In private correspondence, which he gives me permission to quote, World Pension Summit panelist Alwin Oerlemans of APG broadens the discussion to include working arrangements. This was before I expanded the focus to the role of collectivities, and so he refers in this note to the employer – but adds additional angles: “In this blog you point to the role of the employer. The role of the employer will remain crucial in the future because pension deals are very much long term. Because circumstances change over time it is important to have those who designed the pension contract involved in how to deal with changing circumstances. To the benefit of both employers and employees. Both benefit from a pension design that allows employees to be productive and innovative as longevity and retirement at higher ages lead to more experienced workers in the workplace.”
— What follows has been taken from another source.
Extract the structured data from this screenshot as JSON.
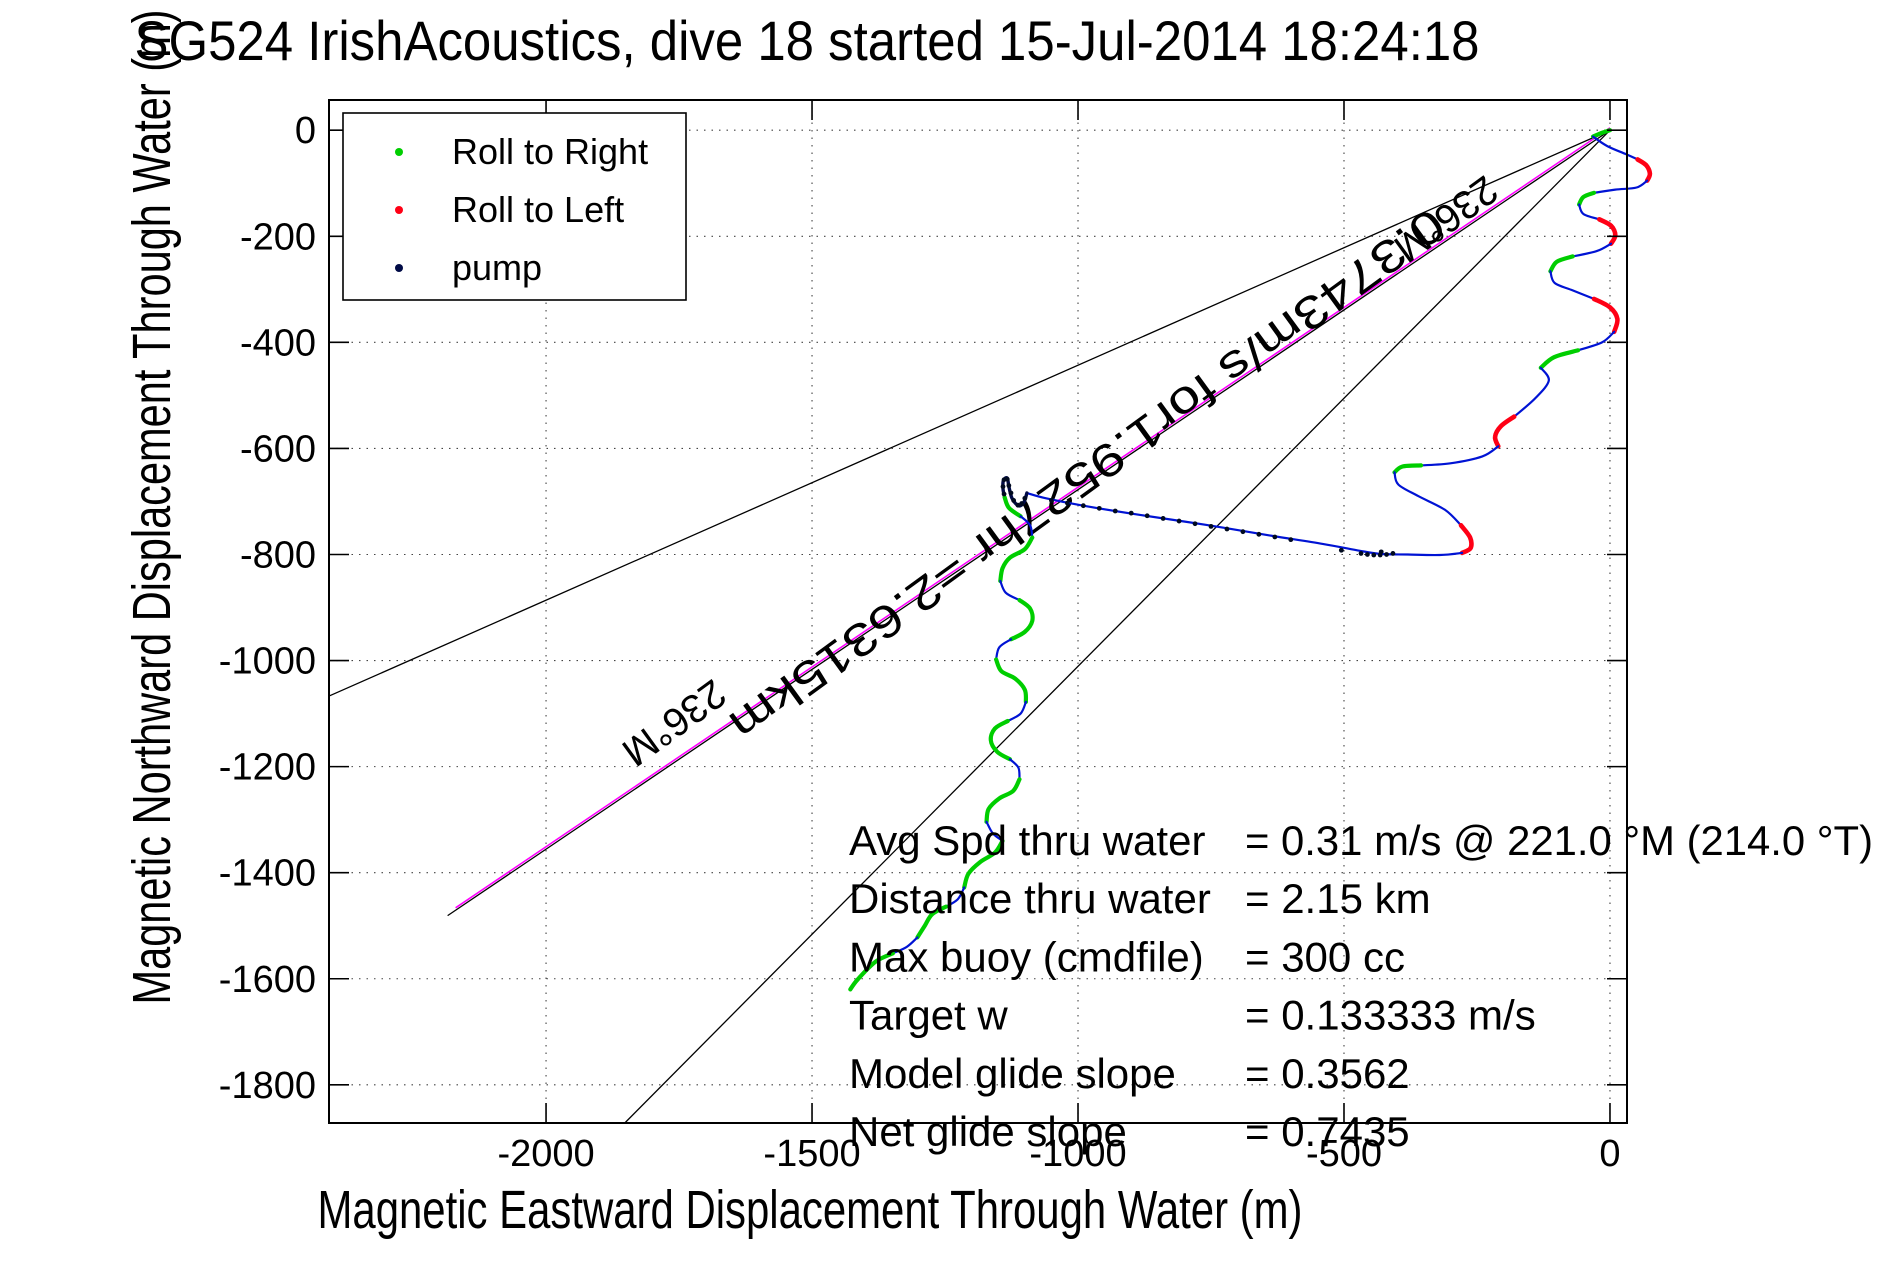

I know that among my readers are both ordinary people and retirement techies. Permit me to ask the techies: are you aware of any arrangements available, in your country, that permit individuals to join pools, whether for investment purposes or for longevity purposes? Do let me know. I have no financial interest in any such arrangements. I’ll be happy to let my readers know about them, so they can tell their relevant collectivity. Thanks!
And for you, the reader, as an individual for whom life after full-time work is or one day will be a reality: if you aren’t already in some form of collective retirement arrangement, it might be worth your while to see if you can join one.
Employers, associations and unions can form or join longevity pools, to spare their members the risk caused by uncertain longevity. And they can permit retirees to benefit from the lower cost of pooled investment arrangements.
I have written about retirement planning before and some of that material also relates to topics or issues that are being discussed here. Where relevant I draw on material from three sources: The Retirement Plan Solution (co-authored with Bob Collie and Matt Smith, published by John Wiley & Sons, Inc., 2009), my foreword to Someday Rich (by Timothy Noonan and Matt Smith, also published by Wiley, 2012), and my occasional column The Art of Investment in the FT Money supplement of The Financial Times, published in the UK. I am grateful to the other authors and to The Financial Times for permission to use the material here.